Il racconto, sviluppato in prima persona, cambia voce ad ogni capitolo, ed è intermezzato dal commento di Atena, controparte divina che tutto soprassiede. Il sipario si alza su Calipso, raffinata seduttrice, quasi sfacciata nel mostrare la sua carnalità e passione per un uomo che è diventato infine una debolezza, la segue Nausicaa, statuaria nella sua immaturità giovanile, turbata dallo sconvolgente desiderio per quel re camuffato da naufrago. Circe che svetta, per malizia e intelligenza, lascia partire Odisseo con una nota di rimpianto che tuttavia l’attraversa fugacemente. E poi sono le sirene, invincibili, mostruose ammaliatrici che da chiunque possono cavare qualcosa tranne che da Odisseo e Euriclea, schiava e nutrice, ormai giunta alla fine della sua vita, aspetta la morte come una liberazione, ma il fato le concede la gioia di assistere al ritorno del suo re ad Itaca. Penelope chiude il cerchio, maestosa, rivestita di dignità e astuzia, ha resistito vent’anni per il figlio, per il regno, per un marito che non torna. Oliva la colloca al centro della scena finale, la fa assistere al massacro dei Proci, la fa esultare, seppure silenziosamente, e le concede l’intima rivincita di resistere, sulle prime, al marito, da vera regina quale è.

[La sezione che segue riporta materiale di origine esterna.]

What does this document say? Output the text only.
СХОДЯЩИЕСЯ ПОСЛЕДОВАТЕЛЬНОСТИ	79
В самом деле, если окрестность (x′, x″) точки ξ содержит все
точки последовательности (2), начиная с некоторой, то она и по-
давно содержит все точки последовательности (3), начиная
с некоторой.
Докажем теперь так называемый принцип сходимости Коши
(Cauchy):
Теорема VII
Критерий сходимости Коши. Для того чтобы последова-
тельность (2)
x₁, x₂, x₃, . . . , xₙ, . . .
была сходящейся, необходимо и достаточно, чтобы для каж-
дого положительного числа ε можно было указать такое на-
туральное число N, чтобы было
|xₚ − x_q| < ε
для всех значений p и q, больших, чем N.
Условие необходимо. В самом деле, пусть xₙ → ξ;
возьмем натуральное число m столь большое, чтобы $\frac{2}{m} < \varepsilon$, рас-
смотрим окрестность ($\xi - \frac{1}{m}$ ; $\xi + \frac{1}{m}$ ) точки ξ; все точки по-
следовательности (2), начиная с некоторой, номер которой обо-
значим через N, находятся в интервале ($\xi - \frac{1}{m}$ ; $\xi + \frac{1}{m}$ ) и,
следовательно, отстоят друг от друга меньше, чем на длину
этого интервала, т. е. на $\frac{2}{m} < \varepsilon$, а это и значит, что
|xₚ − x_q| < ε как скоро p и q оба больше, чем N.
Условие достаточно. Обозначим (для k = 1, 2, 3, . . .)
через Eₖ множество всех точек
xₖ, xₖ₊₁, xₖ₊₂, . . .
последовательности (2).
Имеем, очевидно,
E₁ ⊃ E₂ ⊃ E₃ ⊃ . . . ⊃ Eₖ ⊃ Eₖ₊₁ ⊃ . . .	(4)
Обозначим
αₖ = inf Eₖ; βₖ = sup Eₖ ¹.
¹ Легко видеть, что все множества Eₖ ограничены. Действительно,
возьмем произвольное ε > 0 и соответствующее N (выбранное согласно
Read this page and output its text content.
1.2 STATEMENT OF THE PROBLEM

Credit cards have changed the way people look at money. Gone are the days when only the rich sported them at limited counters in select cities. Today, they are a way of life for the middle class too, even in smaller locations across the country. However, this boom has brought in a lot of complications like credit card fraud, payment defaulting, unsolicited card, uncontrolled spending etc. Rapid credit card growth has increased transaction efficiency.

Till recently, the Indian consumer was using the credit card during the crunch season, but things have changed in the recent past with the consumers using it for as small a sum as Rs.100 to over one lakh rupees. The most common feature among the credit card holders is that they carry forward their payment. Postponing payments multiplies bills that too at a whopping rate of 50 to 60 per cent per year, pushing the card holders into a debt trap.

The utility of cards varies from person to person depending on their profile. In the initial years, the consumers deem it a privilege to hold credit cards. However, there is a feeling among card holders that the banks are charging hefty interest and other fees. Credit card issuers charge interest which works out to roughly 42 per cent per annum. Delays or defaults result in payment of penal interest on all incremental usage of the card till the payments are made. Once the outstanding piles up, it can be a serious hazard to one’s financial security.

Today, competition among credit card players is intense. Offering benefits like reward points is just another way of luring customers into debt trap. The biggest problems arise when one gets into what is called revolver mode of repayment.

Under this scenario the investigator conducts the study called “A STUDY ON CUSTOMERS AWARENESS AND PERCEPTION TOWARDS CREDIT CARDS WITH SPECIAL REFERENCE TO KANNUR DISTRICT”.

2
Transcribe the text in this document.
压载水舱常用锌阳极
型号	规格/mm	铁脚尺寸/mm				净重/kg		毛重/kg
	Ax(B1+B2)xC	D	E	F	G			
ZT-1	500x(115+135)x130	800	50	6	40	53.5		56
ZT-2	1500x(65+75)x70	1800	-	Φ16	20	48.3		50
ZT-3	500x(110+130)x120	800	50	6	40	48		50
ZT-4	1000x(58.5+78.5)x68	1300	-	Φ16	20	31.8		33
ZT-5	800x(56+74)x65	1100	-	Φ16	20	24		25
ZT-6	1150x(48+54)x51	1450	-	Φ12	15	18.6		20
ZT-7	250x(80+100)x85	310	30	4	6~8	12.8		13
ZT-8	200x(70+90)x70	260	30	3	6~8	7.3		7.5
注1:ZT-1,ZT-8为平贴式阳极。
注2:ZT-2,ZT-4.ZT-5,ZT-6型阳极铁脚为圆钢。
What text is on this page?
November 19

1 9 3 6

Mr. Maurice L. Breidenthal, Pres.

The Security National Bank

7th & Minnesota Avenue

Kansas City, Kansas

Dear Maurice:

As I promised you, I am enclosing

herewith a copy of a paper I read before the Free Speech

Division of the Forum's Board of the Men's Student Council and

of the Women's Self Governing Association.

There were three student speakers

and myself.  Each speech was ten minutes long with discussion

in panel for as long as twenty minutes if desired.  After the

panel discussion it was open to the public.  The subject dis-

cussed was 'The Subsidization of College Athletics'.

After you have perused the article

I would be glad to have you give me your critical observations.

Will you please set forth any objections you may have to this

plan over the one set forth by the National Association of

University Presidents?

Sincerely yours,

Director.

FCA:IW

In questa Odissea attualizzata non v’è nulla che non trasparisse già dal poema omerico, ma il grande merito dell’autrice è quello di avergli dato un tono diverso, invertendo il primo piano dell’eroe col secondo piano occupato dalle dee, dalle maghe, dalle schiave e dalle mogli, eterne figure di grande complessità letteraria che in questo rinnovato, vibrante viaggio vivono di luce propria.